Problem

Two strings, X and Y, are considered similar if either they are identical or we can make them equivalent by swapping at most two letters (in distinct positions) within the string X.

For example, "tars" and "rats" are similar (swapping at positions 0 and 2), and "rats" and "arts" are similar, but "star" is not similar to "tars""rats", or "arts".

Together, these form two connected groups by similarity: {"tars", "rats", "arts"} and {"star"}.  Notice that "tars" and "arts" are in the same group even though they are not similar.  Formally, each group is such that a word is in the group if and only if it is similar to at least one other word in the group.

We are given a list strs of strings where every string in strs is an anagram of every other string in strs. How many groups are there?

Examples

Example 1:

Input: strs = ["tars","rats","arts","star"]
Output: 2

Example 2:

Input: strs = ["omv","ovm"]
Output: 1

Solution

Method 1 - Using Union Find Data structure

The problem is to determine the number of groups of similar strings in a list where each string is an anagram of the others.

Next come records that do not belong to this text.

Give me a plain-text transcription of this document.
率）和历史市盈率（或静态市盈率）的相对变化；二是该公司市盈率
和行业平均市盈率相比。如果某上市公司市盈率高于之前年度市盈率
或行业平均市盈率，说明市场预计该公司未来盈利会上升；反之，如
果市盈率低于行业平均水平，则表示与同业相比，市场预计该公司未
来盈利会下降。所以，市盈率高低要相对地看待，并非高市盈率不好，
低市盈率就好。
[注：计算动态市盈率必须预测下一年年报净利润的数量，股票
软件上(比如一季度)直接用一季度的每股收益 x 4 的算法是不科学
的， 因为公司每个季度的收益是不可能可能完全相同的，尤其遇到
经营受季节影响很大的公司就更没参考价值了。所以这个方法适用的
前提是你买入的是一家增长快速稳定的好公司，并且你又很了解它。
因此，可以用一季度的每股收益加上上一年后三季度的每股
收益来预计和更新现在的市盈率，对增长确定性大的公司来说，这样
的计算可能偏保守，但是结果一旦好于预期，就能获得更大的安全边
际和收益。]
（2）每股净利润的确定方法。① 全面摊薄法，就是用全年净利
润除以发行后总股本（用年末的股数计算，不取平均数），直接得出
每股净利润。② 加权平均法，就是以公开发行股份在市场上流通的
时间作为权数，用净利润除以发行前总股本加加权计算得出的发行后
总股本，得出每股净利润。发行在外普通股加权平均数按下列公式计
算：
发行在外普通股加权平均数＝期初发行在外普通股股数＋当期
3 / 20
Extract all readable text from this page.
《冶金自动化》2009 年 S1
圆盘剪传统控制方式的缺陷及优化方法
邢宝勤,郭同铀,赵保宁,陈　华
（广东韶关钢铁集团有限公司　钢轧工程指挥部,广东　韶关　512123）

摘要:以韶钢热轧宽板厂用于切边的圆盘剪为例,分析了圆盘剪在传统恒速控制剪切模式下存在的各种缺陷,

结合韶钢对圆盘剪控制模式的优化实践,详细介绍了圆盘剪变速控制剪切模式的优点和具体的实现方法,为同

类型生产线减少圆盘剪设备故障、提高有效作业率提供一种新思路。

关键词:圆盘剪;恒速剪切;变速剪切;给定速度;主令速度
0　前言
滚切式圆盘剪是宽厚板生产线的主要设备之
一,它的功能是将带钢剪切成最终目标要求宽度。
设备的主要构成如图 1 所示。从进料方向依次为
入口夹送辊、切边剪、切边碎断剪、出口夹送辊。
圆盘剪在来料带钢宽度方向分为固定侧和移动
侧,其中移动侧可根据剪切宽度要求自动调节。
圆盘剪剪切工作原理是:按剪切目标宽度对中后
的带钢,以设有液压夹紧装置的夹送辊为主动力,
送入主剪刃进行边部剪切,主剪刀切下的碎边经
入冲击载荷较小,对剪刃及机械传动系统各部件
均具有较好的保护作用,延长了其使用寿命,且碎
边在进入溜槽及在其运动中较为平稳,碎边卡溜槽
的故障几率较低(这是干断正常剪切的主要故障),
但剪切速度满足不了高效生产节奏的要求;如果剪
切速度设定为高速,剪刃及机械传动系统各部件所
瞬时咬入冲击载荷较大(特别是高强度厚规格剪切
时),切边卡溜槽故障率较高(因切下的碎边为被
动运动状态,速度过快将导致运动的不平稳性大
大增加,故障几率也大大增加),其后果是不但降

Two strings are considered similar if they are identical or can be made equivalent by swapping at most two characters.

To solve this problem, we can use depth-first search (DFS) or union-find to group the strings based on their similarities. We will use the union-find approach for this solution, also known as Disjoint Set Union (DSU).

  1. Union-Find Data Structure:
    • Initialize a parent array where each index points to itself initially.
    • Define find and union functions to manage the disjoint sets.
  2. Checking Similarity:
    • Two strings are similar if they can become identical by swapping at most two characters. We will write a helper function to check this condition.
  3. Processing the Strings:
    • Iterate through all pairs of strings. For each pair, if they are similar, union their sets.
  4. Count the Number of Groups:
    • After processing all pairs, count the number of unique parents to get the number of groups.

Code

Java
public class Solution {
    public int numSimilarGroups(String[] strs) {
        int n = strs.length;
        int[] parent = new int[n];
        for (int i = 0; i < n; i++) {
            parent[i] = i;
        }

        for (int i = 0; i < n; i++) {
            for (int j = i + 1; j < n; j++) {
                if (areSimilar(strs[i], strs[j])) {
                    union(parent, i, j);
                }
            }
        }

        int ans = 0;
        for (int i = 0; i < n; i++) {
            if (find(parent, i) == i) {
                ans++;
            }
        }

        return ans;
    }

    private boolean areSimilar(String s1, String s2) {
        int diffCount = 0;
        for (int i = 0; i < s1.length(); i++) {
            if (s1.charAt(i) != s2.charAt(i)) {
                diffCount++;
                if (diffCount > 2) {
                    return false;
                }
            }
        }
        return true;
    }

    private int find(int[] parent, int x) {
        if (parent[x] != x) {
            parent[x] = find(parent, parent[x]);
        }
        return parent[x];
    }

    private void union(int[] parent, int x, int y) {
        int rootX = find(parent, x);
        int rootY = find(parent, y);
        if (rootX != rootY) {
            parent[rootX] = rootY;
        }
    }
}
Python
class Solution:
    def numSimilarGroups(self, strs: List[str]) -> int:
        n = len(strs)
        parent = list(range(n))
        
        def find(x: int) -> int:
            if parent[x] != x:
                parent[x] = find(parent[x])
            return parent[x]
        
        def union(x: int, y: int) -> None:
            root_x = find(x)
            root_y = find(y)
            if root_x != root_y:
                parent[root_x] = root_y
        
        def are_similar(s1: str, s2: str) -> bool:
            diff_count = 0
            for a, b in zip(s1, s2):
                if a != b:
                    diff_count += 1
                    if diff_count > 2:
                        return False
            return True
        
        for i in range(n):
            for j in range(i + 1, n):
                if are_similar(strs[i], strs[j]):
                    union(i, j)
        
        ans = sum(parent[i] == i for i in range(n))
        return ans

Complexity

  • ⏰ Time complexity: O(n^2 * m), where n is the number of strings and m is the length of each string. This accounts for comparing all pairs of strings.
  • 🧺 Space complexity: O(n), for the union-find data structure.